Friday, August 17, 2012

The Mythology of Ancient Ireland — The Fiana

The fiana were roving war bands that served the kings of Ireland in approximately the 3rd century C.E. around the time of the Fenian Cycle. The fiana were soldiers in times of war, but served as national police during times of peace; they were poets and romantics at all times. When they weren’t protecting the realm from its enemies, they prevented robberies, collected tributes and fines, and generally handled anything that might adversely affect Ireland.

There is a great deal of evidence to suggest that tales of the fiana were a part of popular tradition in Ireland through the 11th century. Their stories of honor, law, and loyalty were considered to be essential to the welfare of the community. Even after this time, they were studied in fairy tales as the ideal warriors.

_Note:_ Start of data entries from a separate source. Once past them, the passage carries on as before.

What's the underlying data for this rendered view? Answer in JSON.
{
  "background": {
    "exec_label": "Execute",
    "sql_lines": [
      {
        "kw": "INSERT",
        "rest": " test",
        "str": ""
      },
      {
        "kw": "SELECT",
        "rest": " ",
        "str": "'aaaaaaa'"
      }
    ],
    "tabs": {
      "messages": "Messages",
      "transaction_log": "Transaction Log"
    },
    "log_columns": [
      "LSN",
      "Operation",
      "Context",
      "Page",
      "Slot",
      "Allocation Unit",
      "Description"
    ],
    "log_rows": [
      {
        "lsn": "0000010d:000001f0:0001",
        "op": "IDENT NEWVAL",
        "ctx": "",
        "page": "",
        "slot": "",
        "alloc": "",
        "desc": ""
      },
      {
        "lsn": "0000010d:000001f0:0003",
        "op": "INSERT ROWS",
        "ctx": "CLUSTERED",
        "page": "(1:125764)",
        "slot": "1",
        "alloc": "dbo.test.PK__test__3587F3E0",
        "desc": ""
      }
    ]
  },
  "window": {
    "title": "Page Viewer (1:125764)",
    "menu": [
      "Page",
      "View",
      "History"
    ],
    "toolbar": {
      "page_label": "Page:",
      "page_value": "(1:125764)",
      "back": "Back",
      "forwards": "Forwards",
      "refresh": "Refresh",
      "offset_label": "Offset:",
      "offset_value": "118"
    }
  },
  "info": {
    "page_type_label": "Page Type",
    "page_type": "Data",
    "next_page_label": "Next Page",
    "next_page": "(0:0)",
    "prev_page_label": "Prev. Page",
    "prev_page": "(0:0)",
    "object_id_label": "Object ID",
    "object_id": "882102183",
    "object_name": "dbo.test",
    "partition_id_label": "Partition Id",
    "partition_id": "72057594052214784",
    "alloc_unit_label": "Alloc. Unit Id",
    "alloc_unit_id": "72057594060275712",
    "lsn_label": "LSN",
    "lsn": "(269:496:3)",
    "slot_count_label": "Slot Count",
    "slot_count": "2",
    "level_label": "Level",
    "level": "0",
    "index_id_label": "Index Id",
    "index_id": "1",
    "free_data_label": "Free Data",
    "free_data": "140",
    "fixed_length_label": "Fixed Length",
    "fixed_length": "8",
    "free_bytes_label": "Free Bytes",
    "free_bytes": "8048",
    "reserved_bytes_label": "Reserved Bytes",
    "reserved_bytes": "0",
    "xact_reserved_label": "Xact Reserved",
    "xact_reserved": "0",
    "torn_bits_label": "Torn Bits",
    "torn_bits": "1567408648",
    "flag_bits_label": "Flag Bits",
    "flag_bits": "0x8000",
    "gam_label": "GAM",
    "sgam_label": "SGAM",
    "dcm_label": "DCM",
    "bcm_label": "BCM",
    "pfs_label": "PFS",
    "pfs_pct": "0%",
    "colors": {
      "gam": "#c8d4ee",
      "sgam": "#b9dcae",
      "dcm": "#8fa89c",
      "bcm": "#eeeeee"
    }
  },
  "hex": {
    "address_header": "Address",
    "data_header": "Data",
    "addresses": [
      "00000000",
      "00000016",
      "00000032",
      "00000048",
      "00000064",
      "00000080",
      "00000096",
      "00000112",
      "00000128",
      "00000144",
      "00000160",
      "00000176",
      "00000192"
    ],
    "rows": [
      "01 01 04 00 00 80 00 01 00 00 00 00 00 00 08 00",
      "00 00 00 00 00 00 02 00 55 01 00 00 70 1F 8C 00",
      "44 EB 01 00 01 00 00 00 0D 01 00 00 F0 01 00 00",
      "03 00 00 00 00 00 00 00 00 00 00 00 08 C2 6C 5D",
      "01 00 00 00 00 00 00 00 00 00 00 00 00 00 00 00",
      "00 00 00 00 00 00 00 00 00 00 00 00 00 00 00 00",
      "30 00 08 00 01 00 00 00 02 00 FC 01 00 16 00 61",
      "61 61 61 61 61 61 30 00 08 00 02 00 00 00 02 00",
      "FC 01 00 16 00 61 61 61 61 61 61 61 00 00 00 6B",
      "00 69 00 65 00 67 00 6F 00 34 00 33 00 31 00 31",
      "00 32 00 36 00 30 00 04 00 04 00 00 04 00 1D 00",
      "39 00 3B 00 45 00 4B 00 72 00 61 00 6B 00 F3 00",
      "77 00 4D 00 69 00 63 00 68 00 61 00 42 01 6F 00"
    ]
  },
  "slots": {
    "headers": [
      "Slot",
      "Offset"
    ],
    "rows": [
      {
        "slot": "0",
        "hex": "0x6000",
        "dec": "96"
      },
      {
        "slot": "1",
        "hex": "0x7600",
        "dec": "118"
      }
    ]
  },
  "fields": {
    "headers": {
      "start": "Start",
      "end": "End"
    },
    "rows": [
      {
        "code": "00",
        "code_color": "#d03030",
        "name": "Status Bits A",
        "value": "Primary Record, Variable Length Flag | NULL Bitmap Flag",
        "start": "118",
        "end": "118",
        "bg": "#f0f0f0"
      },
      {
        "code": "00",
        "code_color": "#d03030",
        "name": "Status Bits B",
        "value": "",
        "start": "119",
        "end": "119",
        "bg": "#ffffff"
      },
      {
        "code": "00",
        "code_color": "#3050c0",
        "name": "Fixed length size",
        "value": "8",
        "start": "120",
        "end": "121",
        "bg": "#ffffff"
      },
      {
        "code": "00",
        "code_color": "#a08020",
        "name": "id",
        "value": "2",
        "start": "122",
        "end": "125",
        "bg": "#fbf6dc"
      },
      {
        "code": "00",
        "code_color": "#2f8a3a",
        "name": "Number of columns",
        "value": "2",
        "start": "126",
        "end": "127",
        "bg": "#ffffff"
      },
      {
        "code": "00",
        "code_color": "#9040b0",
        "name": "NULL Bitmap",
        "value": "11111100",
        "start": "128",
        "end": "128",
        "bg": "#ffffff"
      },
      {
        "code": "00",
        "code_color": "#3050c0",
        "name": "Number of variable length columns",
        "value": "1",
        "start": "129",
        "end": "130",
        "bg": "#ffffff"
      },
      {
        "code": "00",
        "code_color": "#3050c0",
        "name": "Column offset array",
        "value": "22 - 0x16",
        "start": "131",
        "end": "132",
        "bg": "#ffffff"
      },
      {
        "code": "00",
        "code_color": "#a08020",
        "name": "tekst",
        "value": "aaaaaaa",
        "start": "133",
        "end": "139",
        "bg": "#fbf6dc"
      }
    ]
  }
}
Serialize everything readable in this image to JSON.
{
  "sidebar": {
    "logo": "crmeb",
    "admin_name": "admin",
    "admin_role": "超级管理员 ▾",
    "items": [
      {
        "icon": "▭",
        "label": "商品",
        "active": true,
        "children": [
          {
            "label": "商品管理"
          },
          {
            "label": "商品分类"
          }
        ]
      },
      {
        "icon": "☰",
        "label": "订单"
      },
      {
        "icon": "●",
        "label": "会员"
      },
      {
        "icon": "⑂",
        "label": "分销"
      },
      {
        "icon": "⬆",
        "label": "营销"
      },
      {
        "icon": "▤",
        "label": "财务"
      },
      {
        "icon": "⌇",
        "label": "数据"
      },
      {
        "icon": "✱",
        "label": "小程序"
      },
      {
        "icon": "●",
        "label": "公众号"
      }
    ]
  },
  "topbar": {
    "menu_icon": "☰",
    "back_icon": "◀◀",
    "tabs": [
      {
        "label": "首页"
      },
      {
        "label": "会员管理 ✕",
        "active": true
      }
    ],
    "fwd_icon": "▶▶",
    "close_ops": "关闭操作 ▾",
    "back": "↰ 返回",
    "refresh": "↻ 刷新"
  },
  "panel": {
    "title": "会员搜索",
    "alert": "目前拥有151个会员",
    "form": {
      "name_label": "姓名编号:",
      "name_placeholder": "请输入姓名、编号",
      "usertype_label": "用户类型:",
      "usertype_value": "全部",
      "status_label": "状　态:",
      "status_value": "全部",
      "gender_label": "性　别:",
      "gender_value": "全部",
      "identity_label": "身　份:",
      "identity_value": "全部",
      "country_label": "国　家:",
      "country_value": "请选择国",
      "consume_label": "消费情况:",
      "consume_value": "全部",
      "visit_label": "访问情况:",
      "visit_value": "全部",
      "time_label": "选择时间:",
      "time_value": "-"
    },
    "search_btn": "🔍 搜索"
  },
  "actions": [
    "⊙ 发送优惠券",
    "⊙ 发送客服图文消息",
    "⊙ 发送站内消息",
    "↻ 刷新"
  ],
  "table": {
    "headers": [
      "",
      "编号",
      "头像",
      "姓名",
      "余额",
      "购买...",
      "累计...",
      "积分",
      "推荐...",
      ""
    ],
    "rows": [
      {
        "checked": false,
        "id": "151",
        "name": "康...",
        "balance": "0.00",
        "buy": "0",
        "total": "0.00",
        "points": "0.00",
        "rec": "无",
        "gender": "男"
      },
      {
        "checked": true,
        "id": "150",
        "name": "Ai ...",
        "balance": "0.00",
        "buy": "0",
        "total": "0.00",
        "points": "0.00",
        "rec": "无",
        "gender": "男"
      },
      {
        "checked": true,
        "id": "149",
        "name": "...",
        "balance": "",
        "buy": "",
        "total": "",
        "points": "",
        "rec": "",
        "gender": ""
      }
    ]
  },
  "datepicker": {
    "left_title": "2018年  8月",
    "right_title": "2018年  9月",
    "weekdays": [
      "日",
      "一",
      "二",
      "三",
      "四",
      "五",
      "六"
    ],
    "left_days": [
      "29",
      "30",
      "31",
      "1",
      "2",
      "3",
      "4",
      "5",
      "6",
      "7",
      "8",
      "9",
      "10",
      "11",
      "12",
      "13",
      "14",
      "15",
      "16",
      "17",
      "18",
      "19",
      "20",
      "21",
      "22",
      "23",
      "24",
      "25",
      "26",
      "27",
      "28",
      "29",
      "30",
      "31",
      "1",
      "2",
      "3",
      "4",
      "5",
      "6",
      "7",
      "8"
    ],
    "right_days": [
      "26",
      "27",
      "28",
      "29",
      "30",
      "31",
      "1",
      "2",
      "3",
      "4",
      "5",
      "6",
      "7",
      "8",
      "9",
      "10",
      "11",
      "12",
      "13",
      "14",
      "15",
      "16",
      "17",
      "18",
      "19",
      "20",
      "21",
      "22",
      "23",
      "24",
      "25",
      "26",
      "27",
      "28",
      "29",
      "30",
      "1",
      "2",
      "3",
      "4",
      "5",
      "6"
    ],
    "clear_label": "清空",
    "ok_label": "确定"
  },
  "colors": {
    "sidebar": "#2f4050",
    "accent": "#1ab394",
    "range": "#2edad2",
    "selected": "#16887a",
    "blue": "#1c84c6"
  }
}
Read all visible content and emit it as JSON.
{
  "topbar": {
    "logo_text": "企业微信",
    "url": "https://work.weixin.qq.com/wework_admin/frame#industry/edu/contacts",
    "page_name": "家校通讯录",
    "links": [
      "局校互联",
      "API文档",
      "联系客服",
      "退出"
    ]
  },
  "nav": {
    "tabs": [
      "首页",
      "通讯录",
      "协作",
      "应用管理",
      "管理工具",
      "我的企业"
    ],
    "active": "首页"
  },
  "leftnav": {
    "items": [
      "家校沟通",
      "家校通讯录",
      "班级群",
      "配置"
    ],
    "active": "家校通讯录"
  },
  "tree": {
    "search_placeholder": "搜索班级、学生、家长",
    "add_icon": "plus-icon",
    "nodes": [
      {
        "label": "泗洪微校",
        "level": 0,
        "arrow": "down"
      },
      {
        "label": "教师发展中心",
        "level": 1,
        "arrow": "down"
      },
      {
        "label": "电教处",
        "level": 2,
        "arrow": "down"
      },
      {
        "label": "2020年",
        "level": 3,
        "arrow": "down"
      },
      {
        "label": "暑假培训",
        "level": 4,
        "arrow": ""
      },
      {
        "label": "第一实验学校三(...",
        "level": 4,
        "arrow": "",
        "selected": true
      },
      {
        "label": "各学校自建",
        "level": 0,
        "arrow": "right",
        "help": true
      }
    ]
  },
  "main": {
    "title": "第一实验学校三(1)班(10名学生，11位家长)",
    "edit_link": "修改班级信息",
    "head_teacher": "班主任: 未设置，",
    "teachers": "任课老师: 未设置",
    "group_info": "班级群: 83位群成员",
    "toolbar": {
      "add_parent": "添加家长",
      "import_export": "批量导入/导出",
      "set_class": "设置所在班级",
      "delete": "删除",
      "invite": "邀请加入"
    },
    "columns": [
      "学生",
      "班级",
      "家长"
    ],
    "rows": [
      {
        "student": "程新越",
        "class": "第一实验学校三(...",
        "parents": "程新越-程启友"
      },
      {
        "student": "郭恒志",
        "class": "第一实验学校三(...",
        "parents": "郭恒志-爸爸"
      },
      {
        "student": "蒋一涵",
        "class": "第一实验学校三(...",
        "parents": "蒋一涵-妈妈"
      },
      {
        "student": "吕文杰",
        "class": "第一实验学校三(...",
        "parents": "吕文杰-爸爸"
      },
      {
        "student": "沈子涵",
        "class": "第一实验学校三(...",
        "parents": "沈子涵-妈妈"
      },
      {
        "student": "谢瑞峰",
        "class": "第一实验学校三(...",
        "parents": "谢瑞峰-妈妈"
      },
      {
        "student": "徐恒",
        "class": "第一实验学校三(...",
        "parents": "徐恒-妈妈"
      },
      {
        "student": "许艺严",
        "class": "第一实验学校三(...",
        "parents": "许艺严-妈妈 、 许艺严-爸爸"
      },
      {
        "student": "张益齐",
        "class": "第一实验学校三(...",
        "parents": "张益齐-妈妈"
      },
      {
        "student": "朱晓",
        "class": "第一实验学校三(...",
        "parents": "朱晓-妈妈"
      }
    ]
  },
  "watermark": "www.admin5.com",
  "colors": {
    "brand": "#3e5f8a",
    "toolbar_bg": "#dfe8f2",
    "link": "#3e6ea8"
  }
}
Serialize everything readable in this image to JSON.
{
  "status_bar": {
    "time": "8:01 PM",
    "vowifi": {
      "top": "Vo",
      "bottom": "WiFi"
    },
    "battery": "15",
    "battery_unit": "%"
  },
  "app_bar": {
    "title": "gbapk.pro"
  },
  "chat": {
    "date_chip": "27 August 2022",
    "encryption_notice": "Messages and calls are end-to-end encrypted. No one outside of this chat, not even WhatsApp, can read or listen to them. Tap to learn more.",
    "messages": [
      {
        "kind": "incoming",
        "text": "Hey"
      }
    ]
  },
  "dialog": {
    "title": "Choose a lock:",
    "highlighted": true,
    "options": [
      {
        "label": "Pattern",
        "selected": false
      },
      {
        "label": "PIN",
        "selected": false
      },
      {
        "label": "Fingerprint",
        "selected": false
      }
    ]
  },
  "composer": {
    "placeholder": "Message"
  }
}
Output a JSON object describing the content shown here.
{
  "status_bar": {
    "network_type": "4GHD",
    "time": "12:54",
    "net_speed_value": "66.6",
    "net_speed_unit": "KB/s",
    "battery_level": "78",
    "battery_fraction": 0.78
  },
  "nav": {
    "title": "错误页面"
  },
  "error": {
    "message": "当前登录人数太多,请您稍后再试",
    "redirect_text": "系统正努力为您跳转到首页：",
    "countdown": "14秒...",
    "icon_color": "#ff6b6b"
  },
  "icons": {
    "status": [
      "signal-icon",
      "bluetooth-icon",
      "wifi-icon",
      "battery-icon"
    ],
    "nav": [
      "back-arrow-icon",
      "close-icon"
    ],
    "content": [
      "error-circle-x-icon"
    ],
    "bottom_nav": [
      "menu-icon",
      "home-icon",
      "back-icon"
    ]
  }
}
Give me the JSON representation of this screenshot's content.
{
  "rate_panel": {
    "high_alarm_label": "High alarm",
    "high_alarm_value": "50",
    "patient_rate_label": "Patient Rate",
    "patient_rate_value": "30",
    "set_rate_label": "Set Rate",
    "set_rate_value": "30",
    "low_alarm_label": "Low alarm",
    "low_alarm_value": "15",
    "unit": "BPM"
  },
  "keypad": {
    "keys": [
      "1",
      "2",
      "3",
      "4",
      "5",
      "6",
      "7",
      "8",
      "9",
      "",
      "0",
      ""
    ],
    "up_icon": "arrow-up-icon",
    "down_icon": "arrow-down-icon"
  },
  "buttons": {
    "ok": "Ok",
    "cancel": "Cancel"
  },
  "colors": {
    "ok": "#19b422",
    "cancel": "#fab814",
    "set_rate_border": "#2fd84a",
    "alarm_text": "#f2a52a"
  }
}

How Did Candidates Enter the Fiana?

It was not easy for anyone to join the fiana. The tests were incredibly difficult and varied, and few people could meet these requirements today. Some of these legendary tests included:
  • All candidates had to master the twelve books of Irish poetry before he could be considered.
  • Standing in a trench the depth of his knee, the candidate must protect himself with only a shield and staff from nine warriors, who will be casting javelins at him.
  • With only a head start of a single tree, the candidate must escape from his pursuers in a thick wood, and must remain unwounded.
  • During this flight, he must be so quick and agile that not even a single braid of his hair is loosened by a hanging branch, and he must break no withered branch upon the ground.
  • The candidate, during his flight, must bound over branches the height of his forehead and crawl under branches the height of his knee. He must do this with all speed, and without leaving a trembling branch behind.
  • In facing the greatest odds, he must stand firm, and his weapon must not shake in his hand.
Whether these requirements were true, or whether time has exaggerated them, we may never know. Regardless, the legendary fiana were certainly well qualified and well trained.

What Were the Duties of the Fiana?

For the most part, the fiana served their king. They carried out the tasks set before them by their leader, and they did so as a well formed and cohesive group. There were also four restrictions, sometimes called geasas that were placed upon each candidate once they passed all the tests of the fiana. These were:
  • He shall marry his wife for her manners and her virtues, not for any wealth she might possess.
  • He shall be gentle with all women, no matter her station.
  • He shall never keep for himself that which another needs.
  • He shall stand and fight against all odds, as far as nine to one.
These were considered the most basic principles of the fiana. They were to life their lives in honor and love, and to never waver from their purpose.

The life of a fiana might have seemed difficult to some, but it had its rewards. They were a close nit family of brothers, and they faced adventure and danger together, and so they enjoyed the rewards of such a life as one single entity.